Like the scoped TLS variation, this key has a with function instead of the normally expected get function (returning a reference). One possible alternative would be to yield &T instead of Option<&T> and panic! if the variable has been destroyed. Another possible alternative is to have a get function returning a Ref<T>. Currently this is unsafe, however, as there is no way to ensure that Ref<T> does not satisfy 'static. If the returned reference satisfies 'static, then it's possible for TLS values to reference each other after one has been destroyed, causing a use-after-free.

Drawbacks

There is no variant of TLS for statically initialized data. Currently the std::tls module requires dynamic initialization, which means a slight penalty is paid on each access (a check to see if it's already initialized).
The specification of destructors on owned TLS values is still somewhat shaky at best. It's possible to leak resources in unsafe code, and it's also possible to have different behavior across platforms.
Due to the usage of macros for initialization, all fields of Key in all scenarios must be public. Note that os is excepted because its initializers are a const.
This implementation, while declared safe, is not safe for systems that do any form of multiplexing of many threads onto one thread (aka green tasks or greenlets). This RFC considers it the multiplexing systems' responsibility to maintain native TLS if necessary, or otherwise strongly recommend not using native TLS.

Alternatives

Alternatives on the API can be found in the "Variations" sections above.

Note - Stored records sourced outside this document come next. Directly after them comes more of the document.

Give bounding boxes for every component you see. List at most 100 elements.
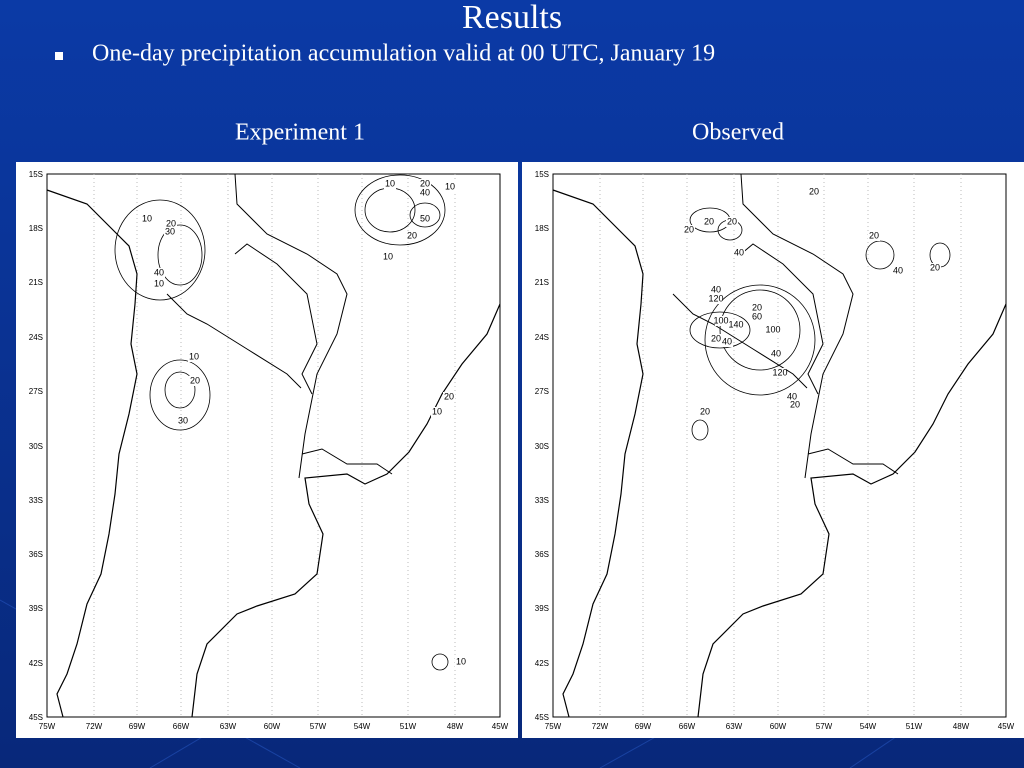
contour-label: 20: [444, 391, 454, 401]
panel-title: Experiment 1: [235, 120, 365, 146]
label-bg: [177, 416, 189, 426]
lat-label: 39S: [29, 604, 43, 613]
label-bg: [767, 325, 779, 335]
label-bg: [153, 279, 165, 289]
border: [740, 243, 824, 395]
border: [234, 243, 318, 395]
contour-label: 40: [154, 267, 164, 277]
label-bg: [141, 214, 153, 224]
contour: [157, 224, 203, 286]
lon-label: 60W: [770, 722, 787, 731]
contour-label: 40: [734, 247, 744, 257]
lon-label: 75W: [39, 722, 56, 731]
contour-label: 50: [420, 213, 430, 223]
label-bg: [721, 337, 733, 347]
label-bg: [789, 400, 801, 410]
label-bg: [699, 407, 711, 417]
label-bg: [710, 285, 722, 295]
label-bg: [443, 392, 455, 402]
lat-label: 24S: [29, 333, 43, 342]
lat-label: 36S: [29, 550, 43, 559]
contour-label: 20: [869, 230, 879, 240]
lat-label: 27S: [535, 387, 549, 396]
lon-label: 45W: [998, 722, 1015, 731]
contour-label: 40: [893, 265, 903, 275]
contour-label: 20: [809, 186, 819, 196]
label-bg: [715, 316, 727, 326]
contour-label: 20: [752, 302, 762, 312]
label-bg: [164, 227, 176, 237]
panel-background: [16, 162, 518, 738]
label-bg: [431, 407, 443, 417]
label-bg: [703, 217, 715, 227]
lat-label: 15S: [535, 170, 549, 179]
border: [234, 173, 348, 479]
label-bg: [419, 188, 431, 198]
label-bg: [683, 225, 695, 235]
contour-label: 20: [684, 224, 694, 234]
contour-label: 20: [790, 399, 800, 409]
border: [740, 173, 854, 479]
contour-label: 10: [456, 656, 466, 666]
label-bg: [751, 312, 763, 322]
bullet-text: One-day precipitation accumulation valid…: [92, 41, 715, 67]
lat-label: 39S: [535, 604, 549, 613]
panel-title: Observed: [692, 120, 784, 146]
lat-label: 21S: [535, 278, 549, 287]
label-bg: [868, 231, 880, 241]
label-bg: [786, 392, 798, 402]
lat-label: 45S: [29, 713, 43, 722]
contour-label: 10: [142, 213, 152, 223]
label-bg: [808, 187, 820, 197]
contour: [149, 359, 211, 431]
contour: [691, 419, 709, 441]
label-bg: [419, 214, 431, 224]
lat-label: 42S: [29, 659, 43, 668]
contour-label: 40: [771, 348, 781, 358]
label-bg: [382, 252, 394, 262]
lat-label: 33S: [535, 496, 549, 505]
contour: [114, 199, 206, 301]
lon-label: 75W: [545, 722, 562, 731]
lat-label: 21S: [29, 278, 43, 287]
label-bg: [730, 320, 742, 330]
lon-label: 57W: [310, 722, 327, 731]
lon-label: 48W: [953, 722, 970, 731]
lat-label: 24S: [535, 333, 549, 342]
label-bg: [710, 334, 722, 344]
lon-label: 72W: [592, 722, 609, 731]
contour: [719, 289, 801, 371]
lat-label: 30S: [29, 442, 43, 451]
label-bg: [455, 657, 467, 667]
lon-label: 45W: [492, 722, 509, 731]
lat-label: 18S: [535, 224, 549, 233]
label-bg: [751, 303, 763, 313]
contour-label: 40: [722, 336, 732, 346]
contour-label: 60: [752, 311, 762, 321]
contour-label: 10: [432, 406, 442, 416]
label-bg: [929, 263, 941, 273]
contour-label: 10: [385, 178, 395, 188]
contour-label: 20: [407, 230, 417, 240]
contour-label: 120: [772, 367, 787, 377]
label-bg: [189, 376, 201, 386]
lon-label: 63W: [220, 722, 237, 731]
contour-label: 40: [420, 187, 430, 197]
contour-label: 20: [930, 262, 940, 272]
contour: [689, 311, 751, 349]
lat-label: 18S: [29, 224, 43, 233]
bullet-icon: [55, 52, 63, 60]
contour: [354, 174, 446, 246]
label-bg: [419, 179, 431, 189]
label-bg: [153, 268, 165, 278]
coastline: [552, 189, 644, 718]
lat-label: 15S: [29, 170, 43, 179]
label-bg: [892, 266, 904, 276]
lon-label: 69W: [129, 722, 146, 731]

Some other alternatives might include:

A 0-cost abstraction over #[thread_local] and OS-based TLS which does not have support for destructors but requires static initialization. Note that this variant still needs destructor support somehow because OS-based TLS values must be pointer-sized, implying that the rust value must itself be boxed (whereas #[thread_local] can support any type of any size).
A variant of the tls! macro could be used where dynamic initialization is opted out of because it is not necessary for a particular use case.
A previous PR from @thestinger leveraged macros more heavily than this RFC and provided statically constructible Cell and RefCell equivalents via the usage of transmute. The implementation provided did not, however, include the scoped form of this RFC.

Unresolved questions

Are the questions around destructors vague enough to warrant the get method being unsafe on owning TLS?
Should the APIs favor panic!-ing internally, or exposing an Option?